Speaker Database / 1,371 Speakers
The Personal Democracy Forum was a conference that ran for over 15 years and took place in NYC, Europe and Central America.
Daniel Domscheit-Berg, born in 1978, helped build the WikiLeaks platform from late 2007 to September 2010, and acted as its spokesperson under the pseudonym Daniel Schmitt. He quit WikiLeaks over disputes about the change in WikiLeaks strategy and conceptual focus. Domscheit-Berg published a book about his experiences “Inside WikiLeaks”, that was published in early 2011 and is translated into 23 languages. An IT security guy by trade, he is currently working on various projects at the intercept of society, politics and technology, is engaged in the German pirate party, teaches kids about technology and grows his own vegetables.

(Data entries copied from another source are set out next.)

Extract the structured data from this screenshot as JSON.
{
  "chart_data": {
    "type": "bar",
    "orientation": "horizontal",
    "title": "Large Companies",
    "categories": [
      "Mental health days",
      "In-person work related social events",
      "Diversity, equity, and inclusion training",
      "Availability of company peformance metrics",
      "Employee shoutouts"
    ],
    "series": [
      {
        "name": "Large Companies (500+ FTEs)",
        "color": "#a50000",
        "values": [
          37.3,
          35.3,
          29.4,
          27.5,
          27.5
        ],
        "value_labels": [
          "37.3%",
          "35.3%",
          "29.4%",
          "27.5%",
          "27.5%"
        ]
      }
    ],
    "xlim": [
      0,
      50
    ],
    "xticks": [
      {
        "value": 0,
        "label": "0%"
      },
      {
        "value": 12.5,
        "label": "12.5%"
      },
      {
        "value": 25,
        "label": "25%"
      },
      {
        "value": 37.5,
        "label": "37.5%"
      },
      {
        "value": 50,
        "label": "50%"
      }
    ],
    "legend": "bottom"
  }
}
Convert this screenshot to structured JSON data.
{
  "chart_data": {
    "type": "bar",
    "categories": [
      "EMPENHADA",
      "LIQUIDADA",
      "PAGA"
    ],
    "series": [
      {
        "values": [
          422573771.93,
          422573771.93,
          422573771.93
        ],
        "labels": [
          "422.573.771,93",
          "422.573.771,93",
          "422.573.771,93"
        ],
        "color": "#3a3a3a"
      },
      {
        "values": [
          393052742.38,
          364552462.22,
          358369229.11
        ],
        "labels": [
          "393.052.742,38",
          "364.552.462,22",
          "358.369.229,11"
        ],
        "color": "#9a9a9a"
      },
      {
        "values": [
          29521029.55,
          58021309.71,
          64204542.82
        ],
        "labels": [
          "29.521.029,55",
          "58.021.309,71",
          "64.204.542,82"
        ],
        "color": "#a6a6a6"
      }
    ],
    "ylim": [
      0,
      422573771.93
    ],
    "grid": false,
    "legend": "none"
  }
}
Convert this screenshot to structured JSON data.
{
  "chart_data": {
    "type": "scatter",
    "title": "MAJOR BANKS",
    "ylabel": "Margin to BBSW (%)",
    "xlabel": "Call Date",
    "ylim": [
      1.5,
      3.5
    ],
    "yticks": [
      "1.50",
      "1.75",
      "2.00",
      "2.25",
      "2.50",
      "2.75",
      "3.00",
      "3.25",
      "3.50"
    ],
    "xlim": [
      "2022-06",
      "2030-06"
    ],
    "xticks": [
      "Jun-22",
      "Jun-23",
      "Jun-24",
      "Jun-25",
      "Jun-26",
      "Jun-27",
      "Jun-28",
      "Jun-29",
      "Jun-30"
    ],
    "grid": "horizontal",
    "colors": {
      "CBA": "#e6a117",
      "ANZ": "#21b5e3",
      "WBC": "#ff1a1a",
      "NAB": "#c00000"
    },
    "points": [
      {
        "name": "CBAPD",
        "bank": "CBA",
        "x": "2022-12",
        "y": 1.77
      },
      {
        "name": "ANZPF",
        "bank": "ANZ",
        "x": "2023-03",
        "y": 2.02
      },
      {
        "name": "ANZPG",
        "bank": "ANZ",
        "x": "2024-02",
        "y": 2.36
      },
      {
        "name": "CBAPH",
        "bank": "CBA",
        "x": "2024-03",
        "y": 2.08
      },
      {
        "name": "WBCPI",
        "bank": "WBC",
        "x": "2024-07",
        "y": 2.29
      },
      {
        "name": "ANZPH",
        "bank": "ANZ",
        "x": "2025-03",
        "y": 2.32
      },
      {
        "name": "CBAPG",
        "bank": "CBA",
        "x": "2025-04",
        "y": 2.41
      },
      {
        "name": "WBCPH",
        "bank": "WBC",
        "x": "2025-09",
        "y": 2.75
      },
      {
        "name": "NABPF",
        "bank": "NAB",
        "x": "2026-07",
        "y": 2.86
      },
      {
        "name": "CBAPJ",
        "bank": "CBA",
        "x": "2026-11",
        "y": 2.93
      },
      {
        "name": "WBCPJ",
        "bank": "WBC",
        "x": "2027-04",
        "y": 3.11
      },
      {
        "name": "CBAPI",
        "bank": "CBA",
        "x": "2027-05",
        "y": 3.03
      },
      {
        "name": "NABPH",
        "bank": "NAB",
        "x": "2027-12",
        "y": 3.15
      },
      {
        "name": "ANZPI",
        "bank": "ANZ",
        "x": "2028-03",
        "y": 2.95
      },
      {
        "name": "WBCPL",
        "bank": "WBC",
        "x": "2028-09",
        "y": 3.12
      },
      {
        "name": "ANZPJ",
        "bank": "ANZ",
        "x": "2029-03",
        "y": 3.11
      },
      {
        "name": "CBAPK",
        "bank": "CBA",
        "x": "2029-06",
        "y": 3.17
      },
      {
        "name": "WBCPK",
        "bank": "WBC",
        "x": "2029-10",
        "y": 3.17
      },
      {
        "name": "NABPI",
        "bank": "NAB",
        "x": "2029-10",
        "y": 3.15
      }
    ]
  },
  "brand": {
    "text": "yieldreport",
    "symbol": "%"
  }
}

Daniel Kreiss is an assistant professor in the School of Journalism and Mass Communication at the University of North Carolina at Chapel Hill. Kreiss’s research explores the impact of technological change on the public sphere and political practice. In a forthcoming book from Oxford University Press – Taking Our Country Back: The Crafting of Networked Politics from Howard Dean to Barack Obama – he presents the history of new media and Democratic Party political campaigning over the last decade. Kreiss is an affiliated fellow of the Information Society Project at Yale Law School and received a Ph.D. in communication from Stanford University. Kreiss’s work has appeared in New Media and Society, Critical Studies in Media Communication, The Journal of Information Technology and Politics, and The International Journal of Communication, in addition to other academic journals.
Once upon a time, Daniel was the Director of Front-end Development for President Obama’s 2012 re-election campaign. Managing a team of two dozen, he oversaw the development of the online tools and technology that helped raised $690m online, recruited hundreds of thousands volunteers, and registered over 1 million voters. Daniel’s other achievements include serving as a Master Mentor for The TENN, the Technologist in Residence for the GigTank 2013, guest lecturing with the University of Tennessee Chattanooga and Lee University.
Daniel X. O’Neil is Executive Director of the Smart Chicago Collaborative, a civic organization devoted to making lives better in Chicago through technology. Prior to Smart Chicago, O’Neil was a co-founder of EveryBlock, where he was responsible for uncovering new data sets through online research and working with local governments. He has worked in the open government/ open data movement since 2004, creating technology, advocating for and writing policy, and working to improve how communities use data to make decisions and improve conditions. O’Neil is also a member of the board of directors at Voqal and The Sunlight Foundation. He’s written three books of poetry and has published 40,000 Creative Commons-licensed photos on Flickr. More here: www.derivativeworks.com.
Danny O’Brien has been an activist for online free speech and privacy for over 15 years. In his home country of the UK, he fought against repressive anti-encryption law, and helped make the UK Parliament more transparent with FaxYourMP. He was EFF’s activist from 2005 to 2007, and its international outreach coordinator from 2007-2009. After three years working to protect at-risk online reporters with the Committee to Protect Journalists, he returned to EFF in 2013 to supervise EFF’s global strategy. He is also the co-founder of the Open Rights Group, Britain’s own digital civil liberties organization.
In a previous life, Danny wrote and performed the only one-man show about Usenet to have a successful run in London’s West End. His geek gossip zine, Need To Know, won a special commendation for services to newsgathering at the first Interactive BAFTAs. He also coined the term “life hack”; it has been nearly a decade since he was first commissioned to write a book on combating procrastination.
Danny is a sociologist with ethics, comma, for hire. He is based in Oakland, California and prototypes apps and websites with CoLab.coop, a global, worker-owned digital agency. He believes in worker-led organizing, and returning all wealth to the commons. @daspitzberg
Darrell Scott is the co-founder and Executive Director of PushBlack, the nation’s largest nonprofit media platform for Black voters. Using Facebook Messenger, PushBlack engages 1.4M Black people daily with Black history and new stories, and leverages that daily relationships to mobilize subscribers to vote. Prior to founding PushBlack, he was a venture manager at Accelerate Change, a lab for scaling organizing ventures that aims to help social change groups build the people power and financial resources necessary to make the lasting, institutional changes needed for all communities to thrive. Darrell is based in Washington, DC.